松下直伝の経営哲学

時折り厳しい表情で語る江口克彦氏

 日本経済を支え続けた故松下幸之助・松下電気産業会長の側近で知られる、江口克彦氏(元参議院議員、PHP総合研究所元社長)が、市内で講演会を行った。
 旧知の濱田茂サラヴィオ温泉微生物研究所会長の招きで実現した。江口氏は世界ブランド松下電気(現パナソニック)で、松下翁の薫陶を受け、その経営哲学を世に広めた第一人者。「地域主権型道州制」を提唱して地域活性化政策では、さきがけ的存在として知られる。
 講演会は市内在住の中小企業経営者が集まり、さわやかハートピア明礬で行われた。江口氏は開口一番「実は母が別府の出身でして……」聴衆にインパクトを放って次のように語った。第二次世界大戦初頭、次々とヨーロッパを占領拡大するナチスドイツ、ヒットラーに飲み込まれようとする時、当時の英国首相ウィンストン・チャーチルが全面対決の演説に立った。喪失感と敗戦ムードに見舞われた当時の英国民、議会に「せっかくの危機をムダにするな!」と一喝。相手はヒットラー「俺1人で十分だ」と大見得を切って国民をうならせた。英国は多大な犠牲を生みながらもチャーチルのこの一言で勝利を収めるに至った。「戦争という危機を人ごとで終わらせたらダメ!現在コロナ禍に晒されている。中小企業はコロナ不況にあえいでいる。30年前に亡くなった松下幸之助が生きていれば危機に対処する経営者の姿勢を次のように戒めたのでは」30年間傍らで仕えた者として、この危機を乗り越える心構えを解説した。

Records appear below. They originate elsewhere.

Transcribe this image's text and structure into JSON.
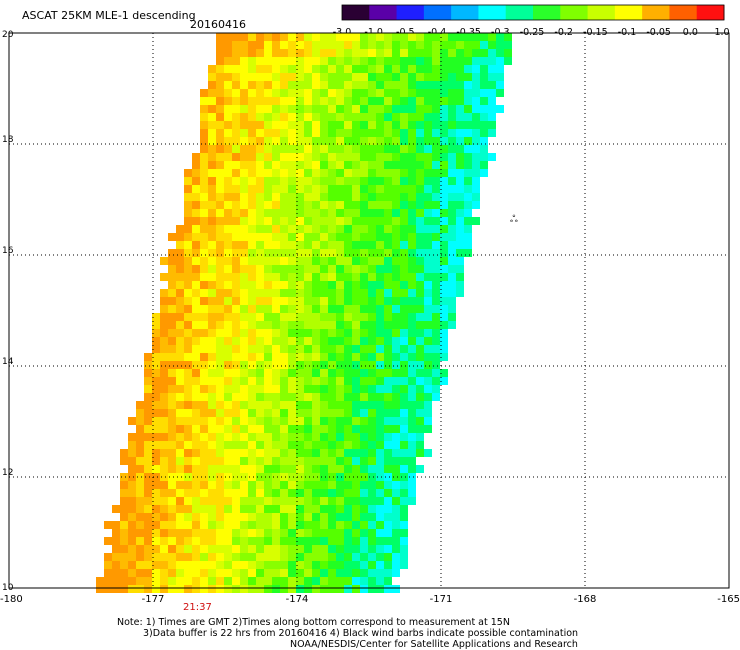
{
  "header": {
    "title": "ASCAT 25KM MLE-1 descending",
    "date": "20160416"
  },
  "colorbar": {
    "labels": [
      "-3.0",
      "-1.0",
      "-0.5",
      "-0.4",
      "-0.35",
      "-0.3",
      "-0.25",
      "-0.2",
      "-0.15",
      "-0.1",
      "-0.05",
      "0.0",
      "1.0"
    ],
    "colors": [
      "#2a0033",
      "#5a00a8",
      "#1f1fff",
      "#0070ff",
      "#00b8ff",
      "#00ffff",
      "#00ff99",
      "#2aff2a",
      "#80ff00",
      "#c8ff00",
      "#ffff00",
      "#ffb000",
      "#ff6000",
      "#ff1010"
    ]
  },
  "map": {
    "lon_range": [
      -180,
      -165
    ],
    "lat_range": [
      10,
      20
    ],
    "lon_ticks": [
      "-180",
      "-177",
      "-174",
      "-171",
      "-168",
      "-165"
    ],
    "lat_ticks": [
      "20",
      "18",
      "16",
      "14",
      "12",
      "10"
    ],
    "time_label": "21:37",
    "time_color": "#d01010",
    "marker_symbol": "ஃ",
    "swath_color_field": "MLE anomaly, roughly -0.3 (cyan) to 0.05 (orange); values vary smoothly within the swath"
  },
  "notes": {
    "line1": "Note: 1) Times are GMT 2)Times along bottom correspond to measurement at 15N",
    "line2": "3)Data buffer is 22 hrs from 20160416 4) Black wind barbs indicate possible contamination",
    "line3": "NOAA/NESDIS/Center for Satellite Applications and Research"
  }
}
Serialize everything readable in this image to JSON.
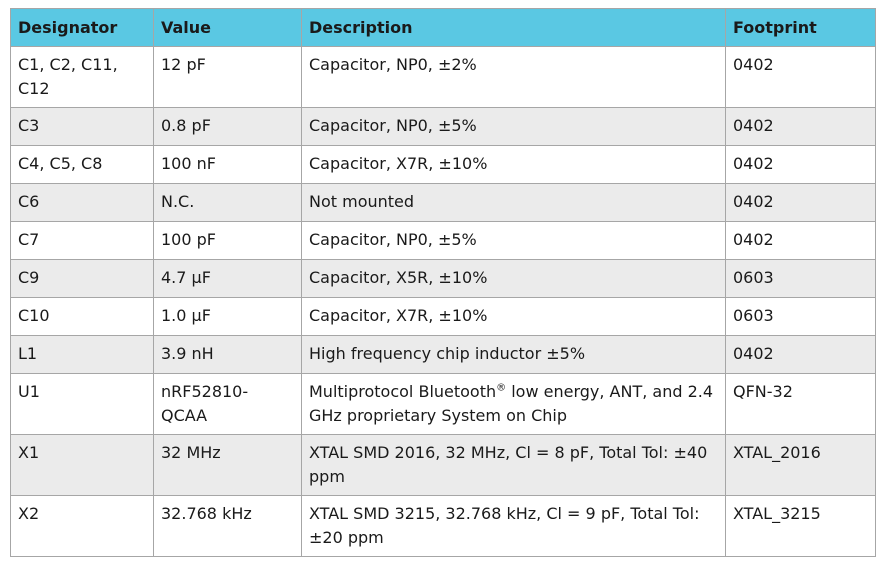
{
  "table": {
    "headers": [
      "Designator",
      "Value",
      "Description",
      "Footprint"
    ],
    "rows": [
      {
        "designator": "C1, C2, C11, C12",
        "value": "12 pF",
        "description": "Capacitor, NP0, ±2%",
        "footprint": "0402"
      },
      {
        "designator": "C3",
        "value": "0.8 pF",
        "description": "Capacitor, NP0, ±5%",
        "footprint": "0402"
      },
      {
        "designator": "C4, C5, C8",
        "value": "100 nF",
        "description": "Capacitor, X7R, ±10%",
        "footprint": "0402"
      },
      {
        "designator": "C6",
        "value": "N.C.",
        "description": "Not mounted",
        "footprint": "0402"
      },
      {
        "designator": "C7",
        "value": "100 pF",
        "description": "Capacitor, NP0, ±5%",
        "footprint": "0402"
      },
      {
        "designator": "C9",
        "value": "4.7 µF",
        "description": "Capacitor, X5R, ±10%",
        "footprint": "0603"
      },
      {
        "designator": "C10",
        "value": "1.0 µF",
        "description": "Capacitor, X7R, ±10%",
        "footprint": "0603"
      },
      {
        "designator": "L1",
        "value": "3.9 nH",
        "description": "High frequency chip inductor ±5%",
        "footprint": "0402"
      },
      {
        "designator": "U1",
        "value": "nRF52810-QCAA",
        "description": "Multiprotocol Bluetooth",
        "description_sup": "®",
        "description_rest": " low energy, ANT, and 2.4 GHz proprietary System on Chip",
        "footprint": "QFN-32"
      },
      {
        "designator": "X1",
        "value": "32 MHz",
        "description": "XTAL SMD 2016, 32 MHz, Cl = 8 pF, Total Tol: ±40 ppm",
        "footprint": "XTAL_2016"
      },
      {
        "designator": "X2",
        "value": "32.768 kHz",
        "description": "XTAL SMD 3215, 32.768 kHz, Cl = 9 pF, Total Tol: ±20 ppm",
        "footprint": "XTAL_3215"
      }
    ]
  }
}
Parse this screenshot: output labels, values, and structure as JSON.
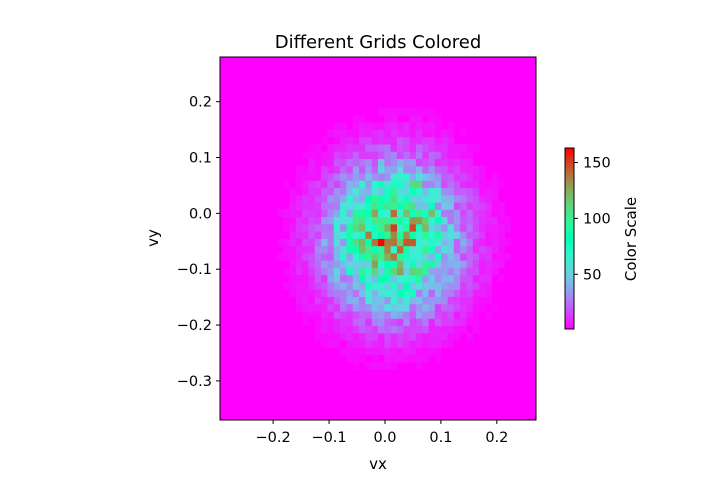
{
  "chart_data": {
    "type": "heatmap",
    "title": "Different Grids Colored",
    "xlabel": "vx",
    "ylabel": "vy",
    "xlim": [
      -0.295,
      0.27
    ],
    "ylim": [
      -0.37,
      0.28
    ],
    "xticks": [
      -0.2,
      -0.1,
      0.0,
      0.1,
      0.2
    ],
    "xtick_labels": [
      "−0.2",
      "−0.1",
      "0.0",
      "0.1",
      "0.2"
    ],
    "yticks": [
      -0.3,
      -0.2,
      -0.1,
      0.0,
      0.1,
      0.2
    ],
    "ytick_labels": [
      "−0.3",
      "−0.2",
      "−0.1",
      "0.0",
      "0.1",
      "0.2"
    ],
    "colormap": "rainbow",
    "colorbar": {
      "label": "Color Scale",
      "min": 1,
      "max": 163,
      "ticks": [
        50,
        100,
        150
      ],
      "tick_labels": [
        "50",
        "100",
        "150"
      ]
    },
    "distribution": {
      "center": [
        0.015,
        -0.045
      ],
      "sigma": [
        0.075,
        0.085
      ],
      "peak": 118
    },
    "hotspots": [
      {
        "x": -0.005,
        "y": -0.052,
        "value": 163
      },
      {
        "x": 0.035,
        "y": -0.052,
        "value": 150
      },
      {
        "x": 0.045,
        "y": -0.052,
        "value": 145
      },
      {
        "x": 0.015,
        "y": 0.005,
        "value": 140
      },
      {
        "x": 0.085,
        "y": 0.005,
        "value": 120
      },
      {
        "x": 0.0,
        "y": -0.065,
        "value": 135
      },
      {
        "x": 0.055,
        "y": 0.055,
        "value": 110
      }
    ]
  }
}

 ①やり方は無限にある②危機意識を持て③感謝し、徹底した反省をする④コロナ禍は革新を生み出す⑤白紙に戻す⑥衆知を集める⑦しっかりした目標を掲げ挑戦する⑧「できない」では、できない⑨勇気を持つ⑩最善の上にも最善がある―――の10項目。また過去の例をみて、この様な緊急事態に倒産破産に追い込まれた経営者の共通の性格として次の4点をあげた。
 ▽過去の成功体験に甘んじる▽現状に甘んじる▽馴れあいになる▽虚栄に走る。と厳しい表情で伝えた。本業には常に「改革の気風を盛り込み、異業種への参入や製品製造素材の改革などを果敢に取り組む」などのアドバイスも。今年齢82、穏やかな言葉づかいながら経営者への戒めと激励のこもった講演となった。